This past Friday in Sacramento, the Office of California Governor Jerry Brown convened a few hundred electric vehicle experts for an update on California’s progress deploying EVs. The attendees were mostly from California, including utility representatives, advocates, researchers, and officials. However, experts also came from places ranging from Oregon to the Netherlands. Some informational highlights from the conversation:
- The Netherlands recently reached a major milestone: 25% of their new car sales were electric vehicles. Part of the appeal: the Netherlands waived the sales tax on EVs and has invested heavily in charging stations. Maybe a good lesson for California as EV rebate money runs out? Waiving the sales tax on EVs, if it could pass the Legislature, would be a great incentive for purchase.
- Most Nissan LEAF, Chevy Volt, and Toyota Plug-In Prius customers were motivated by the environmental benefits and fuel savings. Tesla customers, however, were primarily motivated by vehicle performance and access to new technology. Survey results found here (collected by the entity that sends out vehicle rebates, which is a great source of market data like these).
- Most electric vehicle customers skew to the older, whiter, more highly educated, and male demographic.
- HOV (carpool) lane access was an “extremely or a very important purchase motivation” for 59% of EV customers. This bodes poorly for California as the state is running out of carpool lane stickers to distribute — like in a matter of months. The Governor’s Office vowed to make addressing this need a priority.
- California sales of EVs currently represent one-third of the national market, with 64,649 sold to date. The sales graph is definitely looking like a hockey stick, which is an incredible advance for the technology.

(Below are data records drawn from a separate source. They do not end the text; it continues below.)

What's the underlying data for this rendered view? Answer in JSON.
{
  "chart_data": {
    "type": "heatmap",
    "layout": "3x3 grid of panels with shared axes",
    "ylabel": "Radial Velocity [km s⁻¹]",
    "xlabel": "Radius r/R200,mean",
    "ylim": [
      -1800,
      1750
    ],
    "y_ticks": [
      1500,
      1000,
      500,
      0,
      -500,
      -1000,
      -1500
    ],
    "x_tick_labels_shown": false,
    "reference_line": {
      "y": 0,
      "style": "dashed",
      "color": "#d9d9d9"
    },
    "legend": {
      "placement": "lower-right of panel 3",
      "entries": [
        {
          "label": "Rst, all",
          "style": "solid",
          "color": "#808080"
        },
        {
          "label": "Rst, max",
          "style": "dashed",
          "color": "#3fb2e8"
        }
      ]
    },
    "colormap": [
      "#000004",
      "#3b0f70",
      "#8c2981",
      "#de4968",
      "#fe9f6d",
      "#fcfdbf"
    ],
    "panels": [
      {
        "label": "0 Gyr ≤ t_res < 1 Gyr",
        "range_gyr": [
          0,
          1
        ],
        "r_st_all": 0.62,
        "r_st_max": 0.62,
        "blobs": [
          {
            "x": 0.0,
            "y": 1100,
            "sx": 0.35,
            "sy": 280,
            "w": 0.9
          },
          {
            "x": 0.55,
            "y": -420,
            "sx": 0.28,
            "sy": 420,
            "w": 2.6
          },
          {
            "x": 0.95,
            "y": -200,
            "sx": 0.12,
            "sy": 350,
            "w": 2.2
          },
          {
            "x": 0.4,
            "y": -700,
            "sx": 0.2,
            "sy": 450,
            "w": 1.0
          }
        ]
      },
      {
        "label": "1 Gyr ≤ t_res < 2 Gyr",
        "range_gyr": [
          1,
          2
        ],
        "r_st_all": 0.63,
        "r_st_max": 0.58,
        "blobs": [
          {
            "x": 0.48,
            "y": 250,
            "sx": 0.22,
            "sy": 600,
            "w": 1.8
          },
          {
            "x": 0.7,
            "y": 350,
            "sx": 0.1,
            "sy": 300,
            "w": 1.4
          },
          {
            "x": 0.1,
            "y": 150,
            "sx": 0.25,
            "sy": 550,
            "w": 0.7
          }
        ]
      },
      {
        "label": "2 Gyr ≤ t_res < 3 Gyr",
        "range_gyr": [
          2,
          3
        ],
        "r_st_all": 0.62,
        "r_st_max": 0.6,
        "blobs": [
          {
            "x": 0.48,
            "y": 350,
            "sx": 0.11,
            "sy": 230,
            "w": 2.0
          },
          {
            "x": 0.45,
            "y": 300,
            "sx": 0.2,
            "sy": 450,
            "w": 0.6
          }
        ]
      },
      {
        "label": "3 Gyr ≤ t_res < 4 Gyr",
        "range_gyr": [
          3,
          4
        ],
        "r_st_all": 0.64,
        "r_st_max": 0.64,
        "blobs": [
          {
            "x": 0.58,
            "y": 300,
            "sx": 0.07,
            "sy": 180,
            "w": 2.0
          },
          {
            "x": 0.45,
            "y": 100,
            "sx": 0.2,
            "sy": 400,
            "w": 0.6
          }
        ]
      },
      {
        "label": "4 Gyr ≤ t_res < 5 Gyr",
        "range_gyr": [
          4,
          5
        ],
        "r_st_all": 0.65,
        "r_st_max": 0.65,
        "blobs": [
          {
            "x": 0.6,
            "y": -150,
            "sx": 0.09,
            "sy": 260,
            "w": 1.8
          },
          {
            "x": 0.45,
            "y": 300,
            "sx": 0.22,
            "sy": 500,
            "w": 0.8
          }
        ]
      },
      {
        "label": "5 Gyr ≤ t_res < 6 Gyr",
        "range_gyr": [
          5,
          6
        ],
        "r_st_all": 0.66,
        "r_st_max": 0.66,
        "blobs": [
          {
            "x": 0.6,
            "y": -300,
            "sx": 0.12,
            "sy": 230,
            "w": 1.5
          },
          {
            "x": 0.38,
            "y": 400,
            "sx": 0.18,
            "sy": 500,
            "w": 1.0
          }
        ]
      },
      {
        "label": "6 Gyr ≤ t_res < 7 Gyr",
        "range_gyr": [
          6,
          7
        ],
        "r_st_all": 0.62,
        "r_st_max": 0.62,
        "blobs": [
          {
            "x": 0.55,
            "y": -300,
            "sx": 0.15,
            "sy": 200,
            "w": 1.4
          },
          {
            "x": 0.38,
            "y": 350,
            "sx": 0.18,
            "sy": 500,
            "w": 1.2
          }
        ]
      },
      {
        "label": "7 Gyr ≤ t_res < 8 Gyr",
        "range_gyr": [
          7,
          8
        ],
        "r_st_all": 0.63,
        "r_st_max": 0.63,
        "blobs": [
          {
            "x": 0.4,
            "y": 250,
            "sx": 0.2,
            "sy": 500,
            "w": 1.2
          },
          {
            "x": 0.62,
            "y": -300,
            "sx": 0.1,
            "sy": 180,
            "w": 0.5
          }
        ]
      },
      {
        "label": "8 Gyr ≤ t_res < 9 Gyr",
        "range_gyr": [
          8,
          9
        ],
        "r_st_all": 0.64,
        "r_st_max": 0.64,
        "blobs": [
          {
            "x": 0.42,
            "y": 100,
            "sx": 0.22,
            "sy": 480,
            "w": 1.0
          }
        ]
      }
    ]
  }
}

- An electric utility rep says that sales of California’s low carbon fuel credits could mean $200 a year back in the pockets of EV drivers. The low carbon fuel standard is part of California’s efforts to reduce greenhouse gas emissions to 1990 levels by 2020, and it requires fuel refiners to either limit the carbon content of their fuel or purchase credits on the open market. Since electric utilities are providing low-carbon fuel (electricity) to their EV customers, the utilities get to sell the credit to oil companies and then return the money to the EV drivers. And if the utility is saying $200 a year, it’s probably more like $500 a year, which is basically free charging at home for most EV drivers.
- Atlanta is the number 2 market in the US for Nissan LEAFs, due to HOV access and other state incentives in a congested urban area. San Francisco is #1 and Honolulu is #6 (and it could rise to the top in terms of percent of EVs sold each year). Even Nashville clocked in at #9. I like see red state cities showing up on this list. EVs should be a bipartisan priority.
Ultimately, the Friday convening was a success in terms of sharing the latest information, providing participants with a chance to influence state priorities on EVs, and giving people in the field a motivational boost. The state is doing incredibly well in terms of EV adoption, as the hockey stick sales graph and anecdotal observations can attest. Look for the key near-term priorities to be an extension of the HOV sticker program and making that low carbon fuel standard rebate happen quickly.
Full speed ahead, California EV drivers and those who will soon be one!